Arthur Carman

Arthur Herbert Carman (2 August 1902 28 November 1982) was a New Zealand sports journalist and writer, bookseller, publisher, pacifist, local politician, and local historian.

He was born and died in Wellington, New Zealand.[1] He was born in Paparangi, Johnsonville, and lived in Tawa (originally called Tawa Flat). In 1932 Carman moved to Ranui in Tawa, with his new wife Edith Clark; they lived at No 7 Iti Street, Linden. Arthur had been in the Audit Department but, hankering for a bureaucracy free life, decided to become a Lambton Quay bookseller. They liked the countryside, although Ranui had barely formed metal roads and it was quicker for Edith to push the pram along the rail tracks to Tawa, picking up lumps of coal en route. Arthur caught the morning train to the shop. He started the agitation for a station at Linden to avoid having to pull the emergency cord to alight at Linden.[2]

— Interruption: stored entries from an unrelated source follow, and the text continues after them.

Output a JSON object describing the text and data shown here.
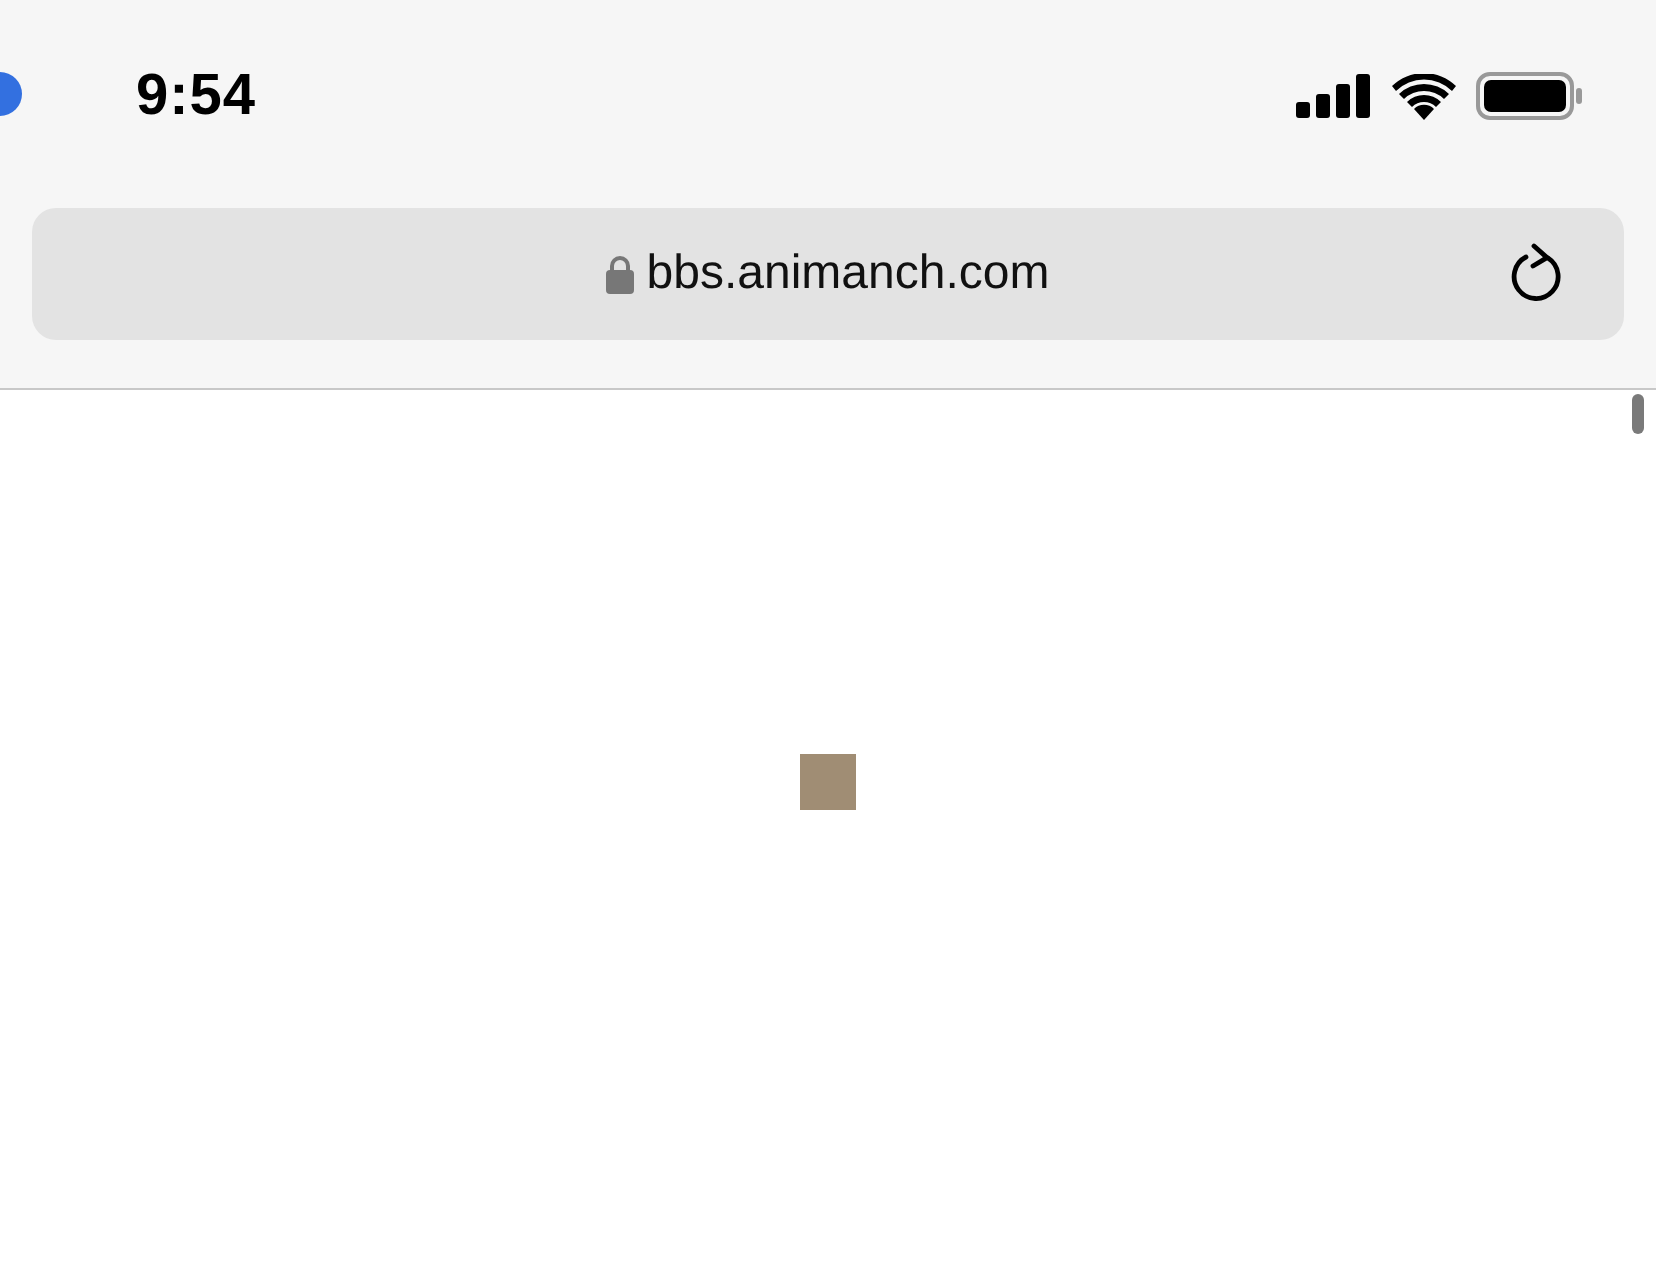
{
  "status_bar": {
    "time": "9:54"
  },
  "address_bar": {
    "url": "bbs.animanch.com"
  }
}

He was a bookseller and publisher (as Wright and Carman, founded by his father Walter Carman); his Lambton Quay bookshop was a landmark and meeting place for thirty years. Arthur Carman Street in Paparangi is named after him.

He was on several local bodies: the Wellington Hospital Board, the Tawa Borough Council and the Hutt Valley Power and Gas Board. He stood unsuccessfully as an independent for the Wellington City Council in 1941 and 1944, and also for Wellington North in the 1943 general election, his only avenue to debate pacifism legally in wartime New Zealand.[1]

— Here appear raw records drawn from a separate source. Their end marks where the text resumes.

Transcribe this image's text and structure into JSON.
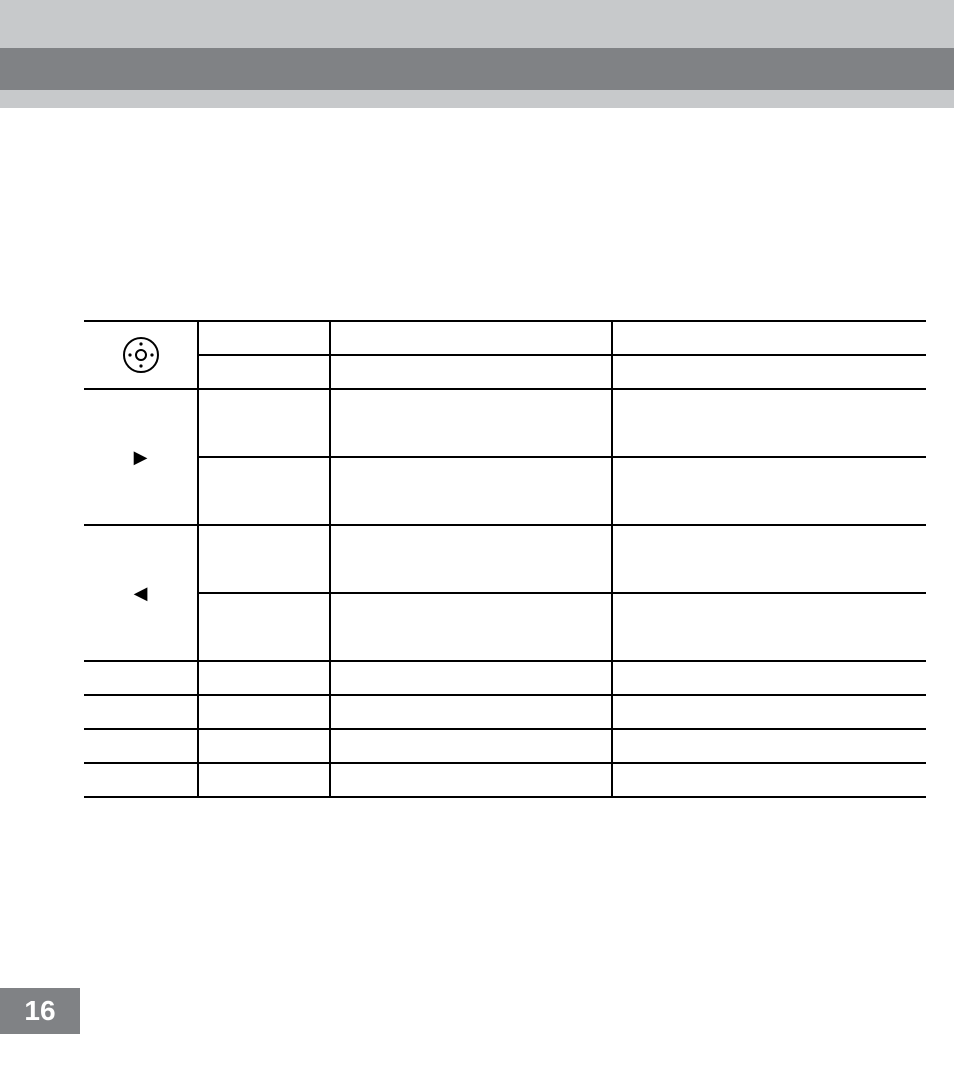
{
  "page_number": "16",
  "table": {
    "rows": [
      {
        "c0_icon": "dial",
        "c0_rowspan": 2,
        "heights": [
          34,
          34
        ]
      },
      {},
      {
        "c0_icon": "tri-right",
        "c0_rowspan": 2,
        "heights": [
          68,
          68
        ]
      },
      {},
      {
        "c0_icon": "tri-left",
        "c0_rowspan": 2,
        "heights": [
          68,
          68
        ]
      },
      {},
      {
        "heights": [
          34
        ]
      },
      {
        "heights": [
          34
        ]
      },
      {
        "heights": [
          34
        ]
      },
      {
        "heights": [
          34
        ]
      }
    ],
    "cells": {
      "r0c1": "",
      "r0c2": "",
      "r0c3": "",
      "r1c1": "",
      "r1c2": "",
      "r1c3": "",
      "r2c1": "",
      "r2c2": "",
      "r2c3": "",
      "r3c1": "",
      "r3c2": "",
      "r3c3": "",
      "r4c1": "",
      "r4c2": "",
      "r4c3": "",
      "r5c1": "",
      "r5c2": "",
      "r5c3": "",
      "r6c0": "",
      "r6c1": "",
      "r6c2": "",
      "r6c3": "",
      "r7c0": "",
      "r7c1": "",
      "r7c2": "",
      "r7c3": "",
      "r8c0": "",
      "r8c1": "",
      "r8c2": "",
      "r8c3": "",
      "r9c0": "",
      "r9c1": "",
      "r9c2": "",
      "r9c3": ""
    }
  }
}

He published sports books as Arthur Carman (The New Zealand Rugby Almanack, The New Zealand Cricket Almanack; both annuals) and local history books as A. H. Carman or Arthur H. Carman. These included The Birth of a City: Wellington 1840-1843 and Tawa Flat and the Old Porirua Road, which went into three editions (1956, 1970, 1982)

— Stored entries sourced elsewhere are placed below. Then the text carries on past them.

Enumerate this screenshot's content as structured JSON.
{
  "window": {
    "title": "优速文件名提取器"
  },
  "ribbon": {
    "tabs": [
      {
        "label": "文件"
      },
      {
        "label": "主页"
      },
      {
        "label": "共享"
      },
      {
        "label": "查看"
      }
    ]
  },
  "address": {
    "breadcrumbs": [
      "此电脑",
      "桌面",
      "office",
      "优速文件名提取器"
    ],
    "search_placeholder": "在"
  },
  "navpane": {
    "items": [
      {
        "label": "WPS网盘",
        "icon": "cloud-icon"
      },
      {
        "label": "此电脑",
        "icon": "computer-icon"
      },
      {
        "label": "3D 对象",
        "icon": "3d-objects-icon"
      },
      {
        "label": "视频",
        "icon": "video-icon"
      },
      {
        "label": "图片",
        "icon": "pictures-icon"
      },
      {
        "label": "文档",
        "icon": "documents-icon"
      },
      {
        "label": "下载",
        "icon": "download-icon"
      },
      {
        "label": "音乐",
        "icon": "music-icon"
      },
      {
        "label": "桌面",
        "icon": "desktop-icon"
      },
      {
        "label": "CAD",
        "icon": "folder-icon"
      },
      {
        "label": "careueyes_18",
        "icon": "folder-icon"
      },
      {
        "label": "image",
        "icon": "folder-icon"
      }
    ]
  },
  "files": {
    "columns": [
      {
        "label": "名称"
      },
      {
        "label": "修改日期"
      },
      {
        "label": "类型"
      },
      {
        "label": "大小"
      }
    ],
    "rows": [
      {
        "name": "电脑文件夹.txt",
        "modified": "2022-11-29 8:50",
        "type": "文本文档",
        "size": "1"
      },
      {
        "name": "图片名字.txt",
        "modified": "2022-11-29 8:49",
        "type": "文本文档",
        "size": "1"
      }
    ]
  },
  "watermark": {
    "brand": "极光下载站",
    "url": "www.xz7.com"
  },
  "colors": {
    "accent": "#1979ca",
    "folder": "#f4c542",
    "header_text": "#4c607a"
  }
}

He was noted as a Christian pacifist, and spent some months in Mt Crawford prison in Wellington, NZ in 1941, for 'subversion' when he attempted to publicly espouse the Christian pacifist view. His viewpoint had changed from traditional Methodism toward Quakerism following a 1925 visit to the World War I battlefields (he had been touring the United Kingdom as the sole press correspondent travelling with the 'Invincibles' All Black rugby team), although he remained a Methodist local preacher for the whole of his life.

A biography was published in 2011, by Bruce Murray and David Wood: Arthur Carman's Suitcase: The Life and Times of Arthur Herbert Carman.[3]

References

  1. 1 2 Grant, David. "Arthur Herbert Carman". Dictionary of New Zealand Biography. Ministry for Culture and Heritage.
  2. Cassells, Ken R. (1988). Tawa: Enterprise and Endeavour. Wellington: Tawa Borough Council. p. 59. ISBN 0-473-00715-0.
  3. Dando, Kris. "Old suitcase a treasure for Tawa historian". stuff.co.nz. Retrieved 7 July 2018.